U.S. retailers such as Target Corp. and Wal-Mart Stores Inc. are sweetening discounts ahead of the holiday season to move merchandise as joblessness hovers near a 26-year high. Target, the second-biggest discount retailer behind Wal-Mart, said this month it would lower prices on more than 1,000 toys to attract shoppers. Wal-Mart responded with its own discounts.

Sony Chief Financial Officer Masaru Kato said yesterday the maker of Bravia TVs is forecasting a loss from the business this fiscal year and the company is bracing for “harsh” competition. Sales of 3-D sets, projected to account for 10 percent of the 25 million annual TV target, are trailing Sony’s previous expectations, he said.

While Tokyo-based Sony raised its full-year net income forecast 17 percent to 70 billion yen ($867 million) yesterday, the world’s third-largest TV maker attributed the increase to better-than-expected earnings from games and computers during the quarter ended Sept. 30 and said it’s “cautious” on the outlook for the rest of the year.

Cutting Forecasts

Full-year profit at Sony’s main electronics unit that makes TVs will be lower than anticipated in July, the company said yesterday, without specifying numbers.

Panasonic, the world’s biggest maker of plasma TVs, said yesterday falling prices, the stronger yen and more expensive raw materials prevented the maker of Viera TVs from raising its full-year profit forecast even though earnings during the first half exceeded the company’s projections. The yen trading near a 15-year high against the dollar isn’t helping.

“The strong yen will be a major hurdle in the TV business in the second half,” Hideaki Kawai, the executive officer in charge of finance and accounting at Panasonic, said in Osaka yesterday. “It’s an extremely severe situation.”

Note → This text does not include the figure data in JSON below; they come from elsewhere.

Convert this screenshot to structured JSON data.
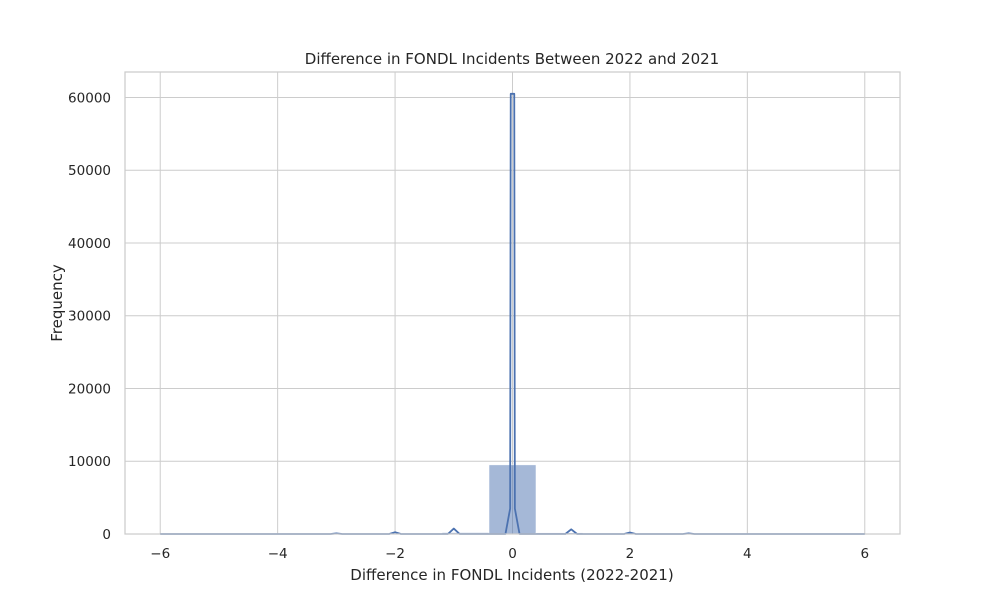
{
  "chart_data": {
    "type": "bar",
    "title": "Difference in FONDL Incidents Between 2022 and 2021",
    "xlabel": "Difference in FONDL Incidents (2022-2021)",
    "ylabel": "Frequency",
    "xlim": [
      -6.6,
      6.6
    ],
    "ylim": [
      0,
      63500
    ],
    "xticks": [
      -6,
      -4,
      -2,
      0,
      2,
      4,
      6
    ],
    "xtick_labels": [
      "−6",
      "−4",
      "−2",
      "0",
      "2",
      "4",
      "6"
    ],
    "yticks": [
      0,
      10000,
      20000,
      30000,
      40000,
      50000,
      60000
    ],
    "ytick_labels": [
      "0",
      "10000",
      "20000",
      "30000",
      "40000",
      "50000",
      "60000"
    ],
    "grid": true,
    "bins": {
      "edges": [
        -6,
        -5.2,
        -4.4,
        -3.6,
        -2.8,
        -2.0,
        -1.2,
        -0.4,
        0.4,
        1.2,
        2.0,
        2.8,
        3.6,
        4.4,
        5.2,
        6.0
      ],
      "values": [
        0,
        0,
        0,
        0,
        10,
        30,
        200,
        9500,
        180,
        25,
        8,
        3,
        1,
        0,
        0
      ]
    },
    "kde_series": {
      "x": [
        -6,
        -3.1,
        -3.0,
        -2.9,
        -2.1,
        -2.0,
        -1.9,
        -1.1,
        -1.0,
        -0.9,
        -0.12,
        -0.04,
        -0.03,
        0.03,
        0.04,
        0.12,
        0.9,
        1.0,
        1.1,
        1.9,
        2.0,
        2.1,
        2.9,
        3.0,
        3.1,
        6
      ],
      "y": [
        0,
        0,
        80,
        0,
        0,
        250,
        0,
        0,
        750,
        0,
        0,
        3500,
        60500,
        60500,
        3500,
        0,
        0,
        650,
        0,
        0,
        200,
        0,
        0,
        80,
        0,
        0
      ]
    },
    "color": "#4c72b0"
  }
}
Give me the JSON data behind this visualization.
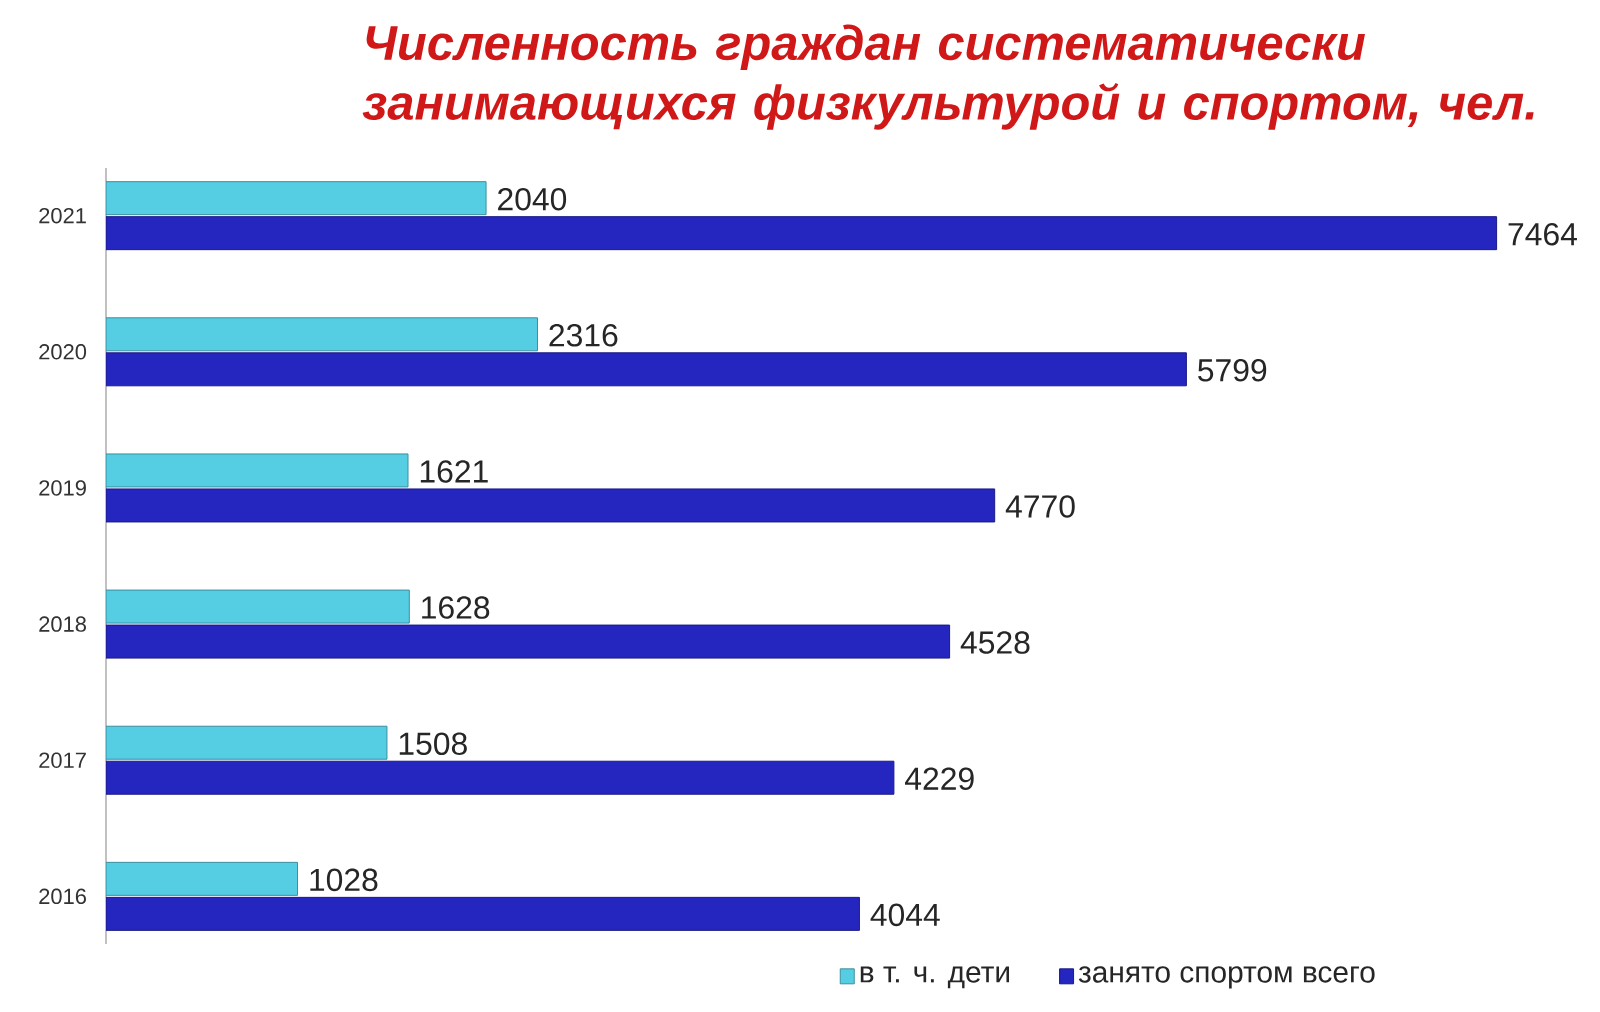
{
  "chart_data": {
    "type": "bar",
    "orientation": "horizontal",
    "title": "Численность граждан систематически занимающихся физкультурой и спортом, чел.",
    "categories": [
      "2021",
      "2020",
      "2019",
      "2018",
      "2017",
      "2016"
    ],
    "series": [
      {
        "name": "в т. ч. дети",
        "color": "#55cde3",
        "values": [
          2040,
          2316,
          1621,
          1628,
          1508,
          1028
        ]
      },
      {
        "name": "занято спортом всего",
        "color": "#2525c0",
        "values": [
          7464,
          5799,
          4770,
          4528,
          4229,
          4044
        ]
      }
    ],
    "data_labels": true,
    "legend": "bottom",
    "tick_labels": "y"
  }
}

South Korea’s Samsung and LG, the world’s two-biggest TV makers, have voiced similar concerns after the advantage of having a weaker won, the worst-performing major Asian currency from April to June, dissipated. The won’s 5.3 percent gain against the dollar since September makes it the region’s best performer during the period.

‘Severe’ Competition

Samsung yesterday forecast earnings are poised to fall from their record high in the three months ended Sept. 30 and said competition in the TV market will be “severe” during the fourth quarter.

“We expect increased oversupply and price declines in the memory market, as well we possible further declines in LCD panels,” said Robert Yi, vice president of investor relations at Samsung. “Combining these with a possible appreciation of the won, we expect the overall fourth-quarter business conditions to be difficult.”

Fourth-quarter prices of LG sets will probably fall as much as 8 percent from the preceding three-month period, as TV makers clear mounting inventory, Chief Financial Officer David Jung said on Oct. 28.

Global LCD television shipments may increase 24 percent to 180 million units in 2010, Bank of America Corp.’s Merrill Lynch said in an Oct. 19 report, lowering its previous growth estimate of 29 percent. Merrill cited weak demand in the U.S. and Europe, as well as high inventory for the revision.

“The Christmas season makes or breaks you and this year you’ve got unemployment and deflation,” said Yamada of Securities.